Jesus ist das Ebenbild Gottes.
Eigentlich sind alle Menschen Ebenbild Gottes.
Das erkennt man leider nur selten.
Sein Ebenbild in uns ist beschädigt.
Es geht verloren in den Kleinkriegen des Alltags
und den grossen Kriegen der Weltgeschichte.
Jesus kann die Augen öffnen,
dass wir in jedem Menschen Gottes Ebenbild entdecken,
auch in den Verirrten und Verlorenen.
Kein Mensch ist so, wie wir ihn uns wünschen.
Manche sind schwierig.
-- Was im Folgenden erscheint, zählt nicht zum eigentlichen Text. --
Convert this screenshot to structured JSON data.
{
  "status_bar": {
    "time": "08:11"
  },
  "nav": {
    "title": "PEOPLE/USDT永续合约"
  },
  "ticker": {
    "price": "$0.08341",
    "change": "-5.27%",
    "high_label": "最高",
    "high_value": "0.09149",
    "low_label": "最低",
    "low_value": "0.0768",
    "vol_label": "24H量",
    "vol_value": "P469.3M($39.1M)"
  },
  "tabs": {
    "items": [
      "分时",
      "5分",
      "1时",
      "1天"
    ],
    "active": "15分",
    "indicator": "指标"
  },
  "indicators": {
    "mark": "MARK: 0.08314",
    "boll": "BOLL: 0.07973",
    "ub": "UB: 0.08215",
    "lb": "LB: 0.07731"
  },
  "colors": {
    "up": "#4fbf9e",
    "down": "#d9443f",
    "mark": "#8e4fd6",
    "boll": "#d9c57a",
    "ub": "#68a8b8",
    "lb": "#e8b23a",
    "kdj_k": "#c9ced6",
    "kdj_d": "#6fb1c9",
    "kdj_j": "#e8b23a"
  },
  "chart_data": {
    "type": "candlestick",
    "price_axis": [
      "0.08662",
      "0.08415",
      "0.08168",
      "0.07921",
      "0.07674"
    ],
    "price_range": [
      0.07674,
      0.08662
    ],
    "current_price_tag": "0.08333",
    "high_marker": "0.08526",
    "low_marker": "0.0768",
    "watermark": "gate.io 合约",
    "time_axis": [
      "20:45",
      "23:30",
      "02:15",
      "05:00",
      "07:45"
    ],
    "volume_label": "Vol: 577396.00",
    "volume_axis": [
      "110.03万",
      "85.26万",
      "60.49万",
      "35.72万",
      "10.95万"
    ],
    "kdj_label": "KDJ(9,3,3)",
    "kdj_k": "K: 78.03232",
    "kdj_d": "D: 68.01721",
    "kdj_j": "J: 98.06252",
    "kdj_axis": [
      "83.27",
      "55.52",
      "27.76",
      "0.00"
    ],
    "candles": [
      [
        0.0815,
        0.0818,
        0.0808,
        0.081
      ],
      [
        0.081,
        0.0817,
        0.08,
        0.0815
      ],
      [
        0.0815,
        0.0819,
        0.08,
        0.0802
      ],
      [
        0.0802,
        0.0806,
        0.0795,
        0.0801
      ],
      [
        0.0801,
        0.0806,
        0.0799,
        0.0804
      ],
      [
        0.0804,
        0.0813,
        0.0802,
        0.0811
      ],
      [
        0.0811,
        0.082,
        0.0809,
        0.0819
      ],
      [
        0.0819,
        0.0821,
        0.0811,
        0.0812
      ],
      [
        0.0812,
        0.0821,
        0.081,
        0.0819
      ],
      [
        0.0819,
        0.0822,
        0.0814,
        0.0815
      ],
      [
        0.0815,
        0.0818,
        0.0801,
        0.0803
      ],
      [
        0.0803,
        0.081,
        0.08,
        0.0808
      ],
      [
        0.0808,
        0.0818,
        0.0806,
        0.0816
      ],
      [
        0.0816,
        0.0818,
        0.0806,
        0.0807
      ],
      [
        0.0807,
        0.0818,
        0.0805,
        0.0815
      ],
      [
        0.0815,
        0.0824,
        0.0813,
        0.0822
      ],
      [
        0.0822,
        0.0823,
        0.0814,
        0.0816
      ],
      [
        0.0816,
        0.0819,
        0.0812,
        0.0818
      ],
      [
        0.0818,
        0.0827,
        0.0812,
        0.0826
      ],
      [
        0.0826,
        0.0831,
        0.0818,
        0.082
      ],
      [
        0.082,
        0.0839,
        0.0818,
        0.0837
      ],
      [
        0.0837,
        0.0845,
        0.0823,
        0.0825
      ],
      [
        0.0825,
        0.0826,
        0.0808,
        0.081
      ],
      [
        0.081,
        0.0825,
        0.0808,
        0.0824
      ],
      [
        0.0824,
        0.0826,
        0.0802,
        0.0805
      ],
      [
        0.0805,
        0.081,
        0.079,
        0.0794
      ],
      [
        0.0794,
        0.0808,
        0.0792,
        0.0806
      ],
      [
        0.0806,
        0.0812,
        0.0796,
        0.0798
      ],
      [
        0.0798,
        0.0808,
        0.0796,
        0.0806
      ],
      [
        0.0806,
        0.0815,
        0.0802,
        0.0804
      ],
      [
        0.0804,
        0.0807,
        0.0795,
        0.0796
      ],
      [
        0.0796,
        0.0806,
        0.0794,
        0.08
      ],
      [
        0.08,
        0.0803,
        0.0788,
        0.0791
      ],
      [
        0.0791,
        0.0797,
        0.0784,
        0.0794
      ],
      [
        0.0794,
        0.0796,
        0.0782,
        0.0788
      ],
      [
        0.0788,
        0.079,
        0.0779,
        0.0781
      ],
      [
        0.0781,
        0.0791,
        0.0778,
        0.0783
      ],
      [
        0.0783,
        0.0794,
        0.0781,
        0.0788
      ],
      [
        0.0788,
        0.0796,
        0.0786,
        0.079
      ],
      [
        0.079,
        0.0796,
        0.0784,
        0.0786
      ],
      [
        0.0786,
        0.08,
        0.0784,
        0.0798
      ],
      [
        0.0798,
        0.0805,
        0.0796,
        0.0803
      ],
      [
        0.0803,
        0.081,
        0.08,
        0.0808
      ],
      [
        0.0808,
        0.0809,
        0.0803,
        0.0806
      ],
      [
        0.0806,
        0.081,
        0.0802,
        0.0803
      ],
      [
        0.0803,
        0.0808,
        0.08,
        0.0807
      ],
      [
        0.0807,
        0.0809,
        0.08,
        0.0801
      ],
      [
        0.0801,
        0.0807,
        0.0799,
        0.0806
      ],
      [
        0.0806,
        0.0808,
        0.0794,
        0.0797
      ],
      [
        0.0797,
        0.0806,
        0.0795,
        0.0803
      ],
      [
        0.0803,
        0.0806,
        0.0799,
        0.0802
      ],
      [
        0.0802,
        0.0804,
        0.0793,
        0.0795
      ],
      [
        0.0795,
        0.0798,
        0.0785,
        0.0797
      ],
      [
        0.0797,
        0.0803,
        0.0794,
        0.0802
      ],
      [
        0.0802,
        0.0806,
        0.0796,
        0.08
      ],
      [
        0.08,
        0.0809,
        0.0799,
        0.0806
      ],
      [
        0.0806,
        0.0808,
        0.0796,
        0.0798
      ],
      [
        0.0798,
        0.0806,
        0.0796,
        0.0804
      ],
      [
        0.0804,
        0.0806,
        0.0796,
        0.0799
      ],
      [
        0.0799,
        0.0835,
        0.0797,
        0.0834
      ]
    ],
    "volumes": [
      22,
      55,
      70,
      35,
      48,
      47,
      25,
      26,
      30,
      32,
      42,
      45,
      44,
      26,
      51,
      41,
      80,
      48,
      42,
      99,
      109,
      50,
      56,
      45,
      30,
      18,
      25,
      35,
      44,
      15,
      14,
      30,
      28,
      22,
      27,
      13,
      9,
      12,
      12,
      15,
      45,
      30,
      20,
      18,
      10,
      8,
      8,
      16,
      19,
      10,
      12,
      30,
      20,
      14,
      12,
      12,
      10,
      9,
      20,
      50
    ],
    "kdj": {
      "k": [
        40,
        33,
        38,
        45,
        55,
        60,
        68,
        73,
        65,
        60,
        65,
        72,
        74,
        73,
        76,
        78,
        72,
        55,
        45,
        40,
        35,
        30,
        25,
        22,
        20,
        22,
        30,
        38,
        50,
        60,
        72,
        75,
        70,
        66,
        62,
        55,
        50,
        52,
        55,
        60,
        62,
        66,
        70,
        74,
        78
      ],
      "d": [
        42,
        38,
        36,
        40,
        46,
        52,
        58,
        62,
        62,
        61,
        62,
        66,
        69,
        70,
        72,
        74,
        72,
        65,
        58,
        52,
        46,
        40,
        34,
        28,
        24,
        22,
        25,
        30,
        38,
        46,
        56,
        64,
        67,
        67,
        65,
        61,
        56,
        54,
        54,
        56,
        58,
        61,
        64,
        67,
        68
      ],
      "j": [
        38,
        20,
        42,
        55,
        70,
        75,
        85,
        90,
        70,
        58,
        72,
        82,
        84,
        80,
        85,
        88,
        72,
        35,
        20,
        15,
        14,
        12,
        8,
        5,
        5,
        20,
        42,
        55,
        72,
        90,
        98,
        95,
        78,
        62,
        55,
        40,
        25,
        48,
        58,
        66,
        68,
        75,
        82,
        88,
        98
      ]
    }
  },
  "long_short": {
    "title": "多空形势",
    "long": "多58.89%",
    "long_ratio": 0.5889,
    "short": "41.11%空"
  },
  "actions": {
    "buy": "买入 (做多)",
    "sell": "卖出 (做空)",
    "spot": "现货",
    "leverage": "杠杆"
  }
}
Manche sind faul.
Manche unaufrichtig. Manche indiskret.
Auch wir sind nicht so, wie wir sein sollen.

Wer dennoch in Menschen das Ebenbild Gottes sieht,
ungetrennt vom Leben
und doch unterscheidbar von seinen Mängeln,
der ist glücklich.
Disharmonien des Lebens werden dann zu einer Polyphonie.
Deren Grundmelodie ist Gott selbst.
Das sagt der Psalm 73:
«Gott nahe zu sein ist mein Glück.» (Psalm 73,28)
Das dachte Bonhoeffer im Gefängnis.

Dieser Text ist die gekürzte Fassung einer Musikmeditation, gehalten in Salem am 26. April 2015.